I hear you Lynn but I can't help but wonder if I wasn't/aren't being unrealistic to think I can take on a management job like I used to have given my apparent and real deficiencies. I think I need to be real about my declining skill sets. I don't mean in a negative way so much, though it is painful to consider but in a practical sense maybe I don't have the right skills anymore. I mean it is real that I don't think as clearly as I used to. I can fade in and out and loose my train of thought. I don't have the energy or stamina anymore. Lots of skills and capacities that were once my strengths aren't so obvious anymore. I know my years of management experience are invaluable on one level. I know as much about managing and developing an organization as anyone and in an advisory role I can still be valuable. Clients still call for free advise about how to deal with one situation or another. How to advance this project or this idea or another. How to rally support and how to present a new initiative. It is all like second nature to me to problemsolve or strategize a given situtaion. Just not sure I can prove myself to anyone new or maintain that value on a day to day basis as an employee again. I don't know what is a realistic acknowledgement of limitations and what is just plain self doubt. My friends and family want me to try to get a small job. One that won't be so demanding and so stressful. One that is just a pay cheque and won't require me to invest too much of myself into. I cringe at the thought of just ticking off the hours somewhere doing some mundane thing. Yet I understand their logic. I can promise myself I won't over invest but I have never kept that promise in the past. I always over invested and almost always burned out. Perhaps avoiding jobs that I am familiar with is the only way I can avoid another job burnout. I just don't know.

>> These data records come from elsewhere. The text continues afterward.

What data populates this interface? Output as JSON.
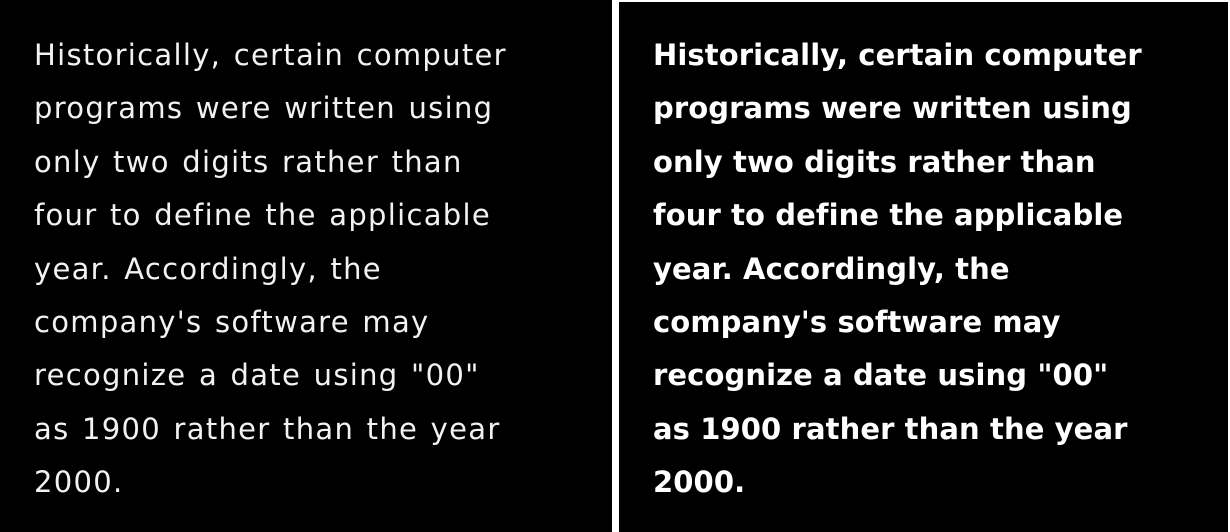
{
  "colors": {
    "background": "#000000",
    "text": "#ffffff",
    "divider": "#ffffff"
  },
  "left_panel": {
    "style": "regular",
    "lines": [
      "Historically, certain computer",
      "programs were written using",
      "only two digits rather than",
      "four to define the applicable",
      "year. Accordingly, the",
      "company's software may",
      "recognize a date using \"00\"",
      "as 1900 rather than the year",
      "2000."
    ]
  },
  "right_panel": {
    "style": "bold",
    "lines": [
      "Historically, certain computer",
      "programs were written using",
      "only two digits rather than",
      "four to define the applicable",
      "year. Accordingly, the",
      "company's software may",
      "recognize a date using \"00\"",
      "as 1900 rather than the year",
      "2000."
    ]
  }
}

I told my son yesterday that I think I will apply at the local donut coffee shop. He laughed at me. I told him to quit being a snob. He reminded me of all the lectures I would give him about where he would end up if he didn't get an education. "You see that drive through... that's where you will be if you don't graduate."
I told him well now I am older and that's where people who semi-retire end up too. I have done my stint in the high pressure jobs and they made me sick. Unfortunately I also lost my retirement pension. This isn't how I had planned for it to be. I was suppose to be sitting pretty by the time I was old enough to retire. But it didn't work out that way and I need an income. We are not poor but we are broke. I need a job. Any job right now will do. Don't be a snob. I said I was having enough trouble of my own not being a snob about working at a donut job. What if people from the college saw me. blah blah blah.
The really crazy thing is though. I don't think I can secure a job at the donut shop. I have nothing on my resume to suggest I know how to serve coffee or handle a cash register or stand for 8 hours at a time dealing with customer. Oh good!! My son has told me some of his horror stories when he worked a fast food joint. That is a whole other kind of workplace stress that I can't imagine coping with.
Round and round I go wonder what the heck I am to do. I go into my sewing room and try to think about what can I sew to sell and laugh about how many shirts I would need to make and how much time it would take to get enough money to buy the groceries we need for the week. Let alone pay the mortgage. I think about workshops I could market but it will take time I don't have to make happen.
After overthinking and going round in circles I just can't take thinking about any of it anymore and retreat to the garden and hope that something will land at my feet. I know that's just as delusional as anything else but its easier than trying to rack my brain for solutions I don't have. I didn't even get called in on the other 2 jobs I applied for so back to square one. Only difference is before I thought I didn't have a job because I didn't want one. Now I know I don't have a job because I can't get one. Ouch.